James Ricketson, 69, was freed from Phnom Penh’s Prey Sar prison on Friday after a court sentenced him in August to six years in jail for damaging the country’s reputation.
He was arrested in June 2017 after being photographed flying a drone above a rally organized by the now-dissolved opposition Cambodia National Rescue Party (CNRP) before communal elections.
“We are just so relieved and excited about this news,” Ricketson’s son, Jesse, told Reuters in an e-mailed statement.
“It still hasn’t really sunk in. It has been a really tough 16 months and I’m just kind of in shock right now. We would like to offer our hugest gratitude to King Norodom Sihamoni for showing us compassion and bringing this nightmare to an end.”
Australian Foreign Minister Marise Payne also thanked her Cambodian counterpart for the release. “This ends a distressing time for Mr. Ricketson and his family,” Payne said in an e-mailed statement.
Jesse Ricketson said the family has been concerned about his father’s health as he approaches 70.
“We’re not sure how long he could have continued to endure the conditions of the notorious Prey Sar prison,” he said.
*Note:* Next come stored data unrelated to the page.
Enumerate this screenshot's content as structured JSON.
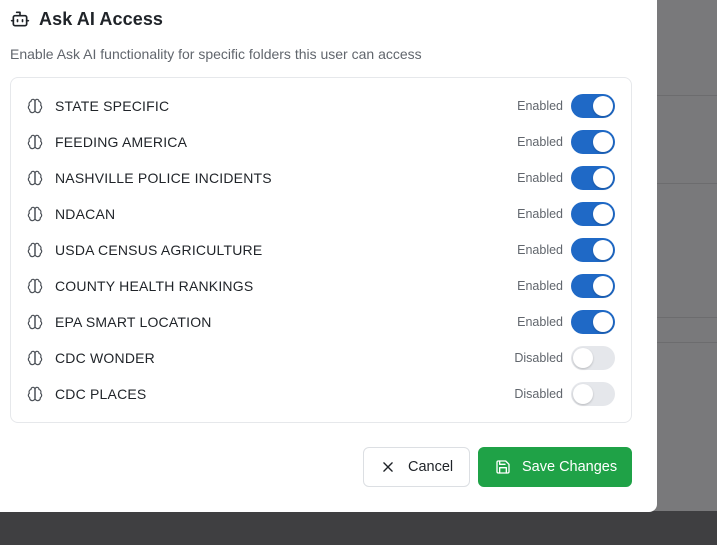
{
  "dialog": {
    "title": "Ask AI Access",
    "subtitle": "Enable Ask AI functionality for specific folders this user can access",
    "header_icon": "bot-icon"
  },
  "folders": [
    {
      "name": "STATE SPECIFIC",
      "status": "Enabled",
      "enabled": true
    },
    {
      "name": "FEEDING AMERICA",
      "status": "Enabled",
      "enabled": true
    },
    {
      "name": "NASHVILLE POLICE INCIDENTS",
      "status": "Enabled",
      "enabled": true
    },
    {
      "name": "NDACAN",
      "status": "Enabled",
      "enabled": true
    },
    {
      "name": "USDA CENSUS AGRICULTURE",
      "status": "Enabled",
      "enabled": true
    },
    {
      "name": "COUNTY HEALTH RANKINGS",
      "status": "Enabled",
      "enabled": true
    },
    {
      "name": "EPA SMART LOCATION",
      "status": "Enabled",
      "enabled": true
    },
    {
      "name": "CDC WONDER",
      "status": "Disabled",
      "enabled": false
    },
    {
      "name": "CDC PLACES",
      "status": "Disabled",
      "enabled": false
    }
  ],
  "actions": {
    "cancel_label": "Cancel",
    "save_label": "Save Changes"
  },
  "colors": {
    "toggle_on": "#1f69c6",
    "toggle_off": "#e5e7eb",
    "save_button": "#1fa247"
  }
}
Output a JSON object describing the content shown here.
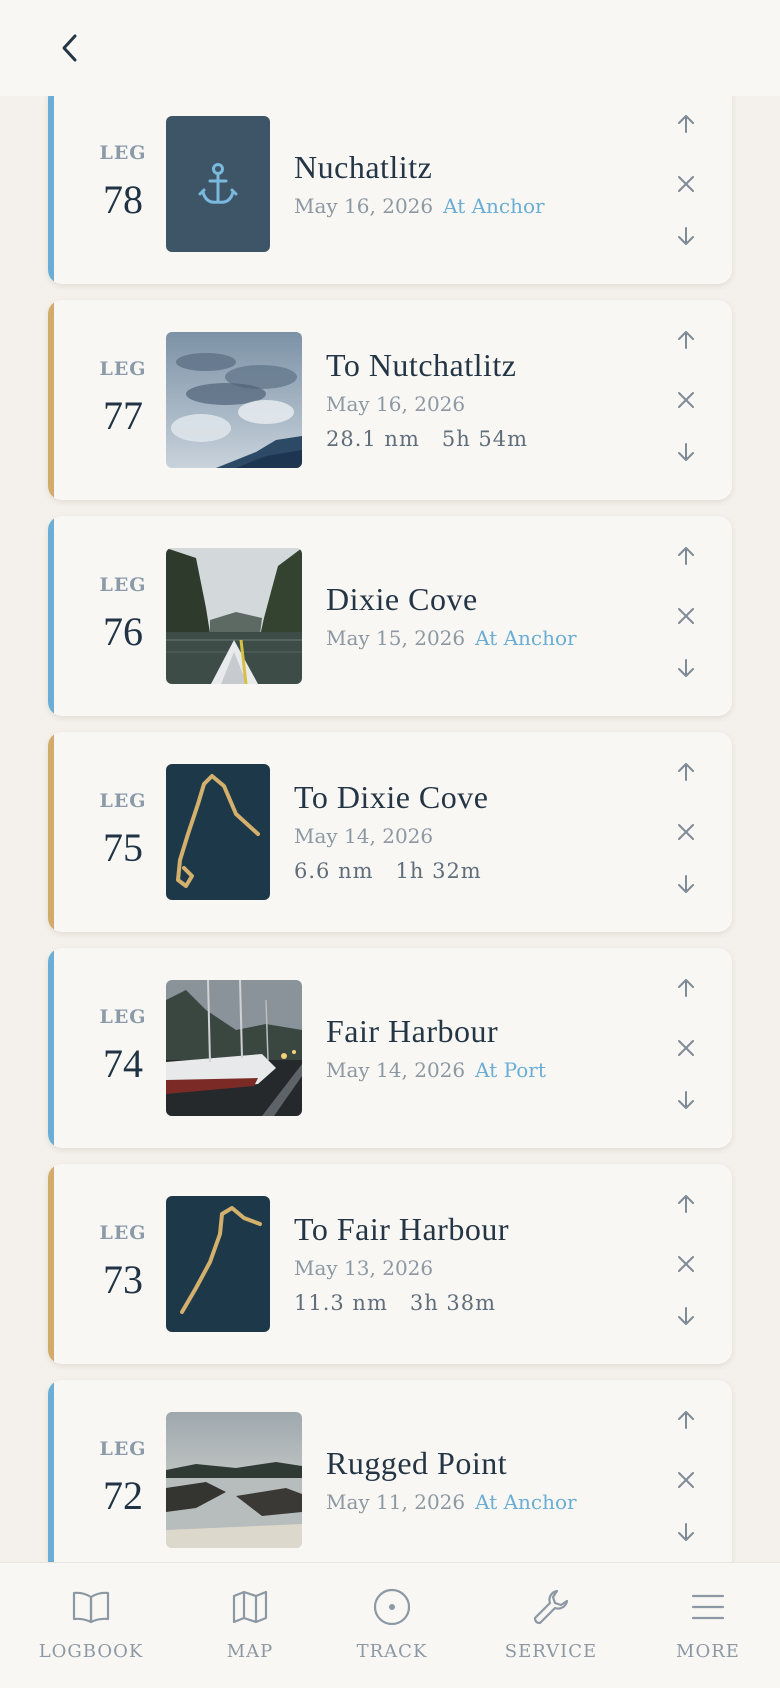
{
  "header": {
    "back_icon": "chevron-left-icon"
  },
  "legs": [
    {
      "label": "LEG",
      "number": "78",
      "title": "Nuchatlitz",
      "date": "May 16, 2026",
      "status": "At Anchor",
      "type": "anchor",
      "thumb": "anchor-icon"
    },
    {
      "label": "LEG",
      "number": "77",
      "title": "To Nutchatlitz",
      "date": "May 16, 2026",
      "distance": "28.1 nm",
      "duration": "5h 54m",
      "type": "passage",
      "thumb": "cloudy-sky-photo"
    },
    {
      "label": "LEG",
      "number": "76",
      "title": "Dixie Cove",
      "date": "May 15, 2026",
      "status": "At Anchor",
      "type": "anchor",
      "thumb": "kayak-cove-photo"
    },
    {
      "label": "LEG",
      "number": "75",
      "title": "To Dixie Cove",
      "date": "May 14, 2026",
      "distance": "6.6 nm",
      "duration": "1h 32m",
      "type": "passage",
      "thumb": "track-map"
    },
    {
      "label": "LEG",
      "number": "74",
      "title": "Fair Harbour",
      "date": "May 14, 2026",
      "status": "At Port",
      "type": "anchor",
      "thumb": "marina-photo"
    },
    {
      "label": "LEG",
      "number": "73",
      "title": "To Fair Harbour",
      "date": "May 13, 2026",
      "distance": "11.3 nm",
      "duration": "3h 38m",
      "type": "passage",
      "thumb": "track-map"
    },
    {
      "label": "LEG",
      "number": "72",
      "title": "Rugged Point",
      "date": "May 11, 2026",
      "status": "At Anchor",
      "type": "anchor",
      "thumb": "beach-photo"
    }
  ],
  "nav": [
    {
      "label": "LOGBOOK",
      "icon": "book-icon"
    },
    {
      "label": "MAP",
      "icon": "map-icon"
    },
    {
      "label": "TRACK",
      "icon": "track-icon"
    },
    {
      "label": "SERVICE",
      "icon": "wrench-icon"
    },
    {
      "label": "MORE",
      "icon": "menu-icon"
    }
  ],
  "colors": {
    "anchor_accent": "#6aaed6",
    "passage_accent": "#d2aa6a",
    "track_line": "#d4b06d",
    "thumb_dark": "#1d3949",
    "anchor_thumb": "#3d5566"
  }
}
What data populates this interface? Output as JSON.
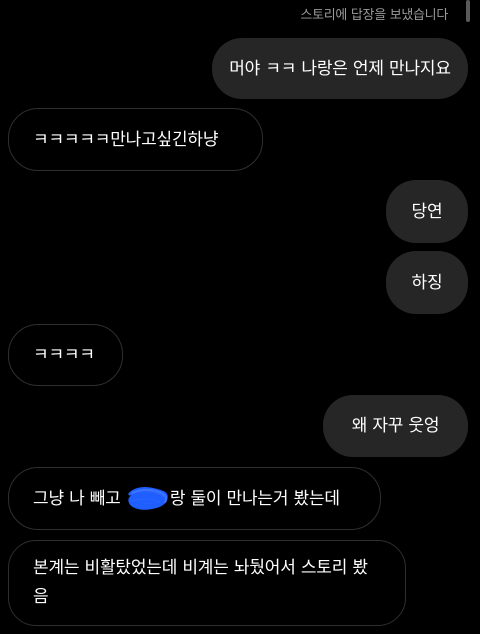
{
  "header": {
    "status": "스토리에 답장을 보냈습니다"
  },
  "colors": {
    "background": "#000000",
    "outgoing_bubble": "#262626",
    "incoming_border": "#2f2f2f",
    "redaction": "#1f5eff"
  },
  "messages": [
    {
      "direction": "outgoing",
      "text": "머야 ㅋㅋ 나랑은 언제 만나지요"
    },
    {
      "direction": "incoming",
      "text": "ㅋㅋㅋㅋㅋ만나고싶긴하냥"
    },
    {
      "direction": "outgoing",
      "text": "당연"
    },
    {
      "direction": "outgoing",
      "text": "하징"
    },
    {
      "direction": "incoming",
      "text": "ㅋㅋㅋㅋ"
    },
    {
      "direction": "outgoing",
      "text": "왜 자꾸 웃엉"
    },
    {
      "direction": "incoming",
      "text_before": "그냥 나 빼고 ",
      "redacted": "redacted-name",
      "text_after": "랑 둘이 만나는거 봤는데"
    },
    {
      "direction": "incoming",
      "text": "본계는 비활탔었는데 비계는 놔뒀어서 스토리 봤음"
    }
  ]
}
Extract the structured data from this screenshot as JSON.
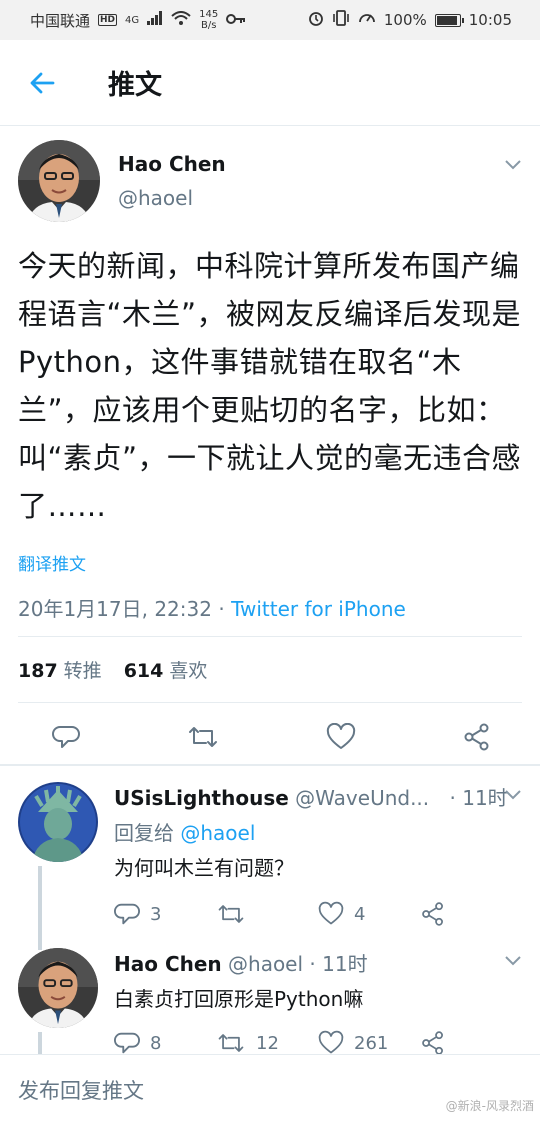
{
  "status_bar": {
    "carrier": "中国联通",
    "hd": "HD",
    "network": "4G",
    "speed_value": "145",
    "speed_unit": "B/s",
    "battery_percent": "100%",
    "time": "10:05"
  },
  "app_bar": {
    "title": "推文"
  },
  "tweet": {
    "display_name": "Hao Chen",
    "handle": "@haoel",
    "text": "今天的新闻，中科院计算所发布国产编程语言“木兰”，被网友反编译后发现是Python，这件事错就错在取名“木兰”，应该用个更贴切的名字，比如：叫“素贞”，一下就让人觉的毫无违合感了……",
    "translate_label": "翻译推文",
    "timestamp": "20年1月17日, 22:32",
    "separator": " · ",
    "source": "Twitter for iPhone",
    "retweets_count": "187",
    "retweets_label": "转推",
    "likes_count": "614",
    "likes_label": "喜欢"
  },
  "replies": [
    {
      "display_name": "USisLighthouse",
      "handle": "@WaveUnd...",
      "time": "· 11时",
      "reply_to_label": "回复给",
      "reply_to_handle": "@haoel",
      "text": "为何叫木兰有问题？",
      "reply_count": "3",
      "retweet_count": "",
      "like_count": "4"
    },
    {
      "display_name": "Hao Chen",
      "handle": "@haoel",
      "time": "· 11时",
      "text": "白素贞打回原形是Python嘛",
      "reply_count": "8",
      "retweet_count": "12",
      "like_count": "261"
    }
  ],
  "compose": {
    "placeholder": "发布回复推文"
  },
  "watermark": "@新浪-风录烈酒",
  "colors": {
    "accent": "#1da1f2",
    "muted": "#657786",
    "text": "#14171a",
    "border": "#e6ecf0"
  }
}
He added the family expected Ricketson in Australia “very soon”, probably on Sunday.
The filmmaker has been visiting Cambodia for more than 20 years, producing documentaries about the country and its people.
His arrest came amid a wider crackdown on freedom of expression by Hun Sen’s government and his Cambodian People’s Party (CPP). The CPP in July claimed victory following a controversial general election which was largely unopposed.
Rights groups said the July 29 vote was neither free nor fair given the absence of a significant challenger to Hun Sen, who has ruled for 33 years.
Payne said on Saturday that the Department of Foreign Affairs and Trade would continue to provide Ricketson with consular assistance, but due to “privacy considerations” would not make any further statements on his release.